Discorso diverso meritano i termini e le condizioni di Dropbox, il quale, offrendo esclusivamente quel tipo di servizio, riesce ad essere più preciso. Eppure dall'articolo si legge che la documentazione da sottoscrivere per utilizzare Dropbox è quella forse meno chiara e più "vaga".

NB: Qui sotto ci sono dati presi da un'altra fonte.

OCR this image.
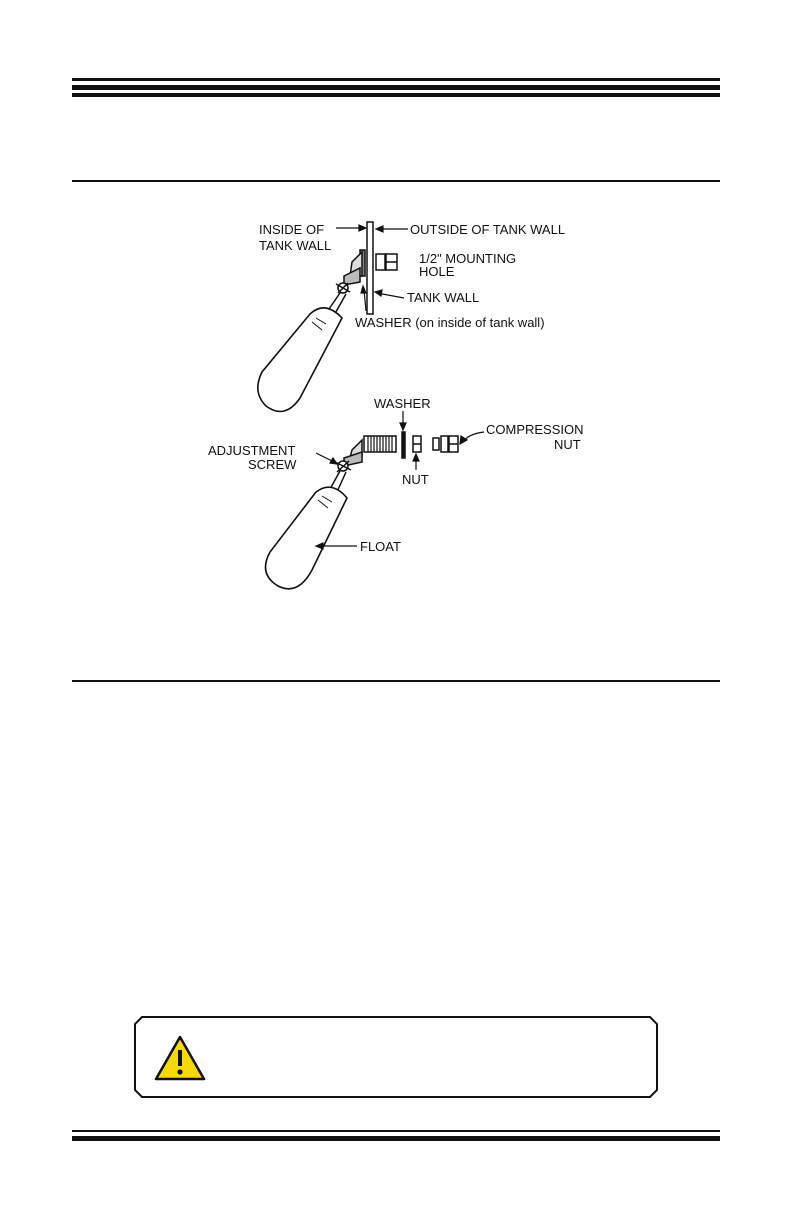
INSIDE OF
TANK WALL
OUTSIDE OF TANK WALL
1/2" MOUNTING
HOLE
TANK WALL
WASHER (on inside of tank wall)
WASHER
COMPRESSION
NUT
ADJUSTMENT
SCREW
NUT
FLOAT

Tutti i termini d'uso sottolineano in modo inequivocabile che i dati restano di
vostra proprietà e che l'utilizzo che ne viene fatto rimane strettamente legato alla fornitura o al miglioramento delle funzionalità dei servizi offerti. Ora la domanda è:
perché dovremmo fidarci? Chi ci dice che un domani Google (o qualsiasi altro fornitore), forte delle autorizzazioni che gli abbiamo concesso spuntando quella fatidica casella, non utilizzi i nostri dati all'esterno dell'ecosistema dei suoi servizi? La sicurezza assoluta ovviamente non ce l'abbiamo, anche perché potrebbe cambiare alcune clausole a proprio favore e forse neanche ce ne accorgeremmo, tuttavia vi chiedo: secondo voi i vertici di un'azienda così grande e costantemente nel mirino dell'opinione pubblica possono permettersi di fare un passo falso del genere? E soprattutto: perché? Mi sembra che gli introiti li abbiano anche senza bisogno di vendere i vostri documenti al miglior offerente, o sbaglio?

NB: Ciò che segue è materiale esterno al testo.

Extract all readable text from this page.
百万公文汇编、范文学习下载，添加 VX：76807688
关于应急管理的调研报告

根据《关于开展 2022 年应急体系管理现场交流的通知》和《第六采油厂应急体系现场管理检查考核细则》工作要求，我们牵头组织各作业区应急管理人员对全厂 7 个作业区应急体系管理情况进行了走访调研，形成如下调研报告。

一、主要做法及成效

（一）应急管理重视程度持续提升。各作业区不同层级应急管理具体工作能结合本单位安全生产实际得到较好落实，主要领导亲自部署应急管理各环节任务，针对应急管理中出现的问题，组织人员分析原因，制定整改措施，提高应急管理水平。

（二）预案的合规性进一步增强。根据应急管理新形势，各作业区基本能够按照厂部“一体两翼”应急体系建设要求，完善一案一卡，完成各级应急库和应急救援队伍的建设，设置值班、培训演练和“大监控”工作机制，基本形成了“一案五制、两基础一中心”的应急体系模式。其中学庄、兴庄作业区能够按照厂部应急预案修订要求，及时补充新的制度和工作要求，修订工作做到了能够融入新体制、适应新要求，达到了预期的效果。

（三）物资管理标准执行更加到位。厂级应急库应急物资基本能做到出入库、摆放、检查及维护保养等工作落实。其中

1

Per decidere se riporre la nostra fiducia in una determinata azienda forse è il caso di concentrarsi su quello che
ha o non ha fatto, piuttosto che riempirci di dubbi e paure su quello che
potrebbe o non potrebbe fare.
A tal proposito chiudo con un paio di esempi concreti.
Poco meno di un anno fa
Dropbox ha avuto una
gravissima falla nella sicurezza dei dati degli utenti (ovviamente subito riparata), ma per me è stato troppo. Croce sopra. Da quel momento ho cancellato il mio account e non utilizzerò più i suoi servizi, perché non mi fido.
Come non mi fido più di
Steam, cui hanno
bucato i server arrivando probabilmente ai numeri di carte di credito; da quel momento ho cancellato i dati della carta di credito, bloccando il RID proveniente dall'azienda, e ora utilizzo sempre e solo PayPal per i pagamenti.
E sono pronto ad agire allo stesso modo con qualsiasi altro gestore, qualora questo dimostri di tradire la fiducia che ho riposto in lui.